George Will on Cuba
Leave it to George Will to have a basically solid argument (i.e. the Republican stance on Cuba is misguided) and then to muck it up. In particular, he argues that Obama achieved too little.
There are two reasons for questioning whether Obama really tried. First, he is generally congruent with, and partly a product of, academic leftism. Hence, he might be tinged with the sentimentalism that has made Cuba a destination for political pilgrims too ideologically blinkered to see the extraordinary sadism of Cuba’s treatment of its many political prisoners. Second, Obama is so phobic about George W. Bush’s miscarried “regime change” in Iraq that he cannot embrace, or at least enunciate, a regime change policy toward Cuba. Regime change, however, must be, at bottom, the justification for his new approach.
This "academic leftism" focused on Cuba idea, like so much else related to Cuba, is a Cold War-era phenomenon. I know plenty of academics who consider themselves on the left and they do not romanticize Cuban socialism.
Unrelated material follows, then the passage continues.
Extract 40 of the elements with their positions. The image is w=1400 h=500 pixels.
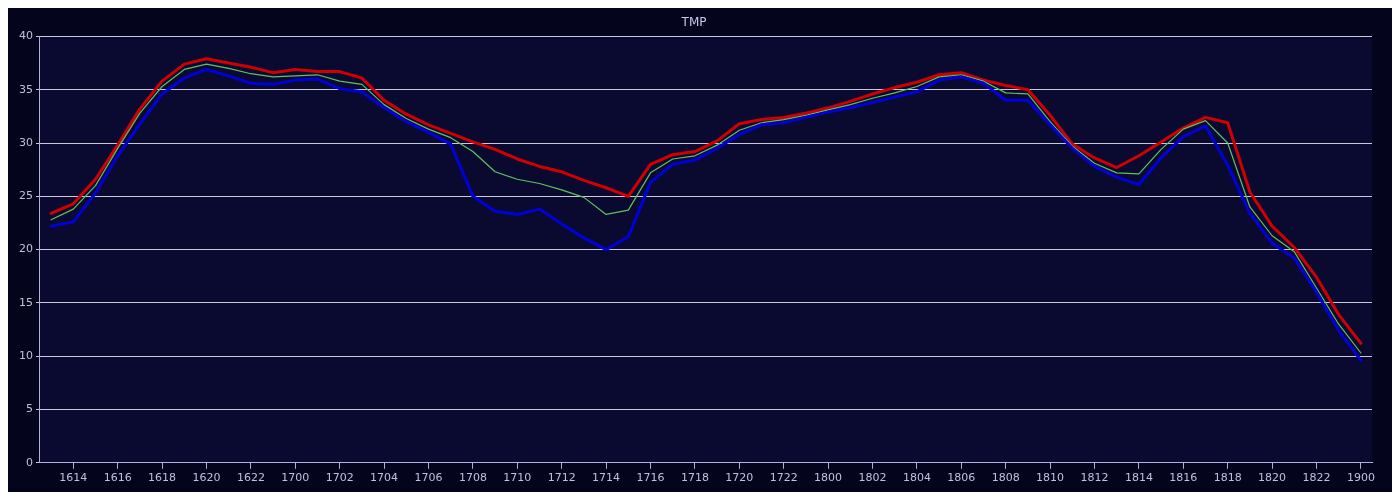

Even 15-20 years ago, in all my years of graduate school--when Latin Americanist professors impart their views on so many things to graduate students--I never heard that sentiment ever come up.
Next, you do not have to be phobic about George W. Bush to avoid a policy based on regime change. You just have to be intelligent and conscious of historical precedent pointing to disaster. What Will clearly does not understand is that Obama is simply saying that the U.S. won't be the obstacle anymore. We've helped prop up the Castro regime and now we'll get out of the way. Calling for regime change would've backfired. As always in Cuba.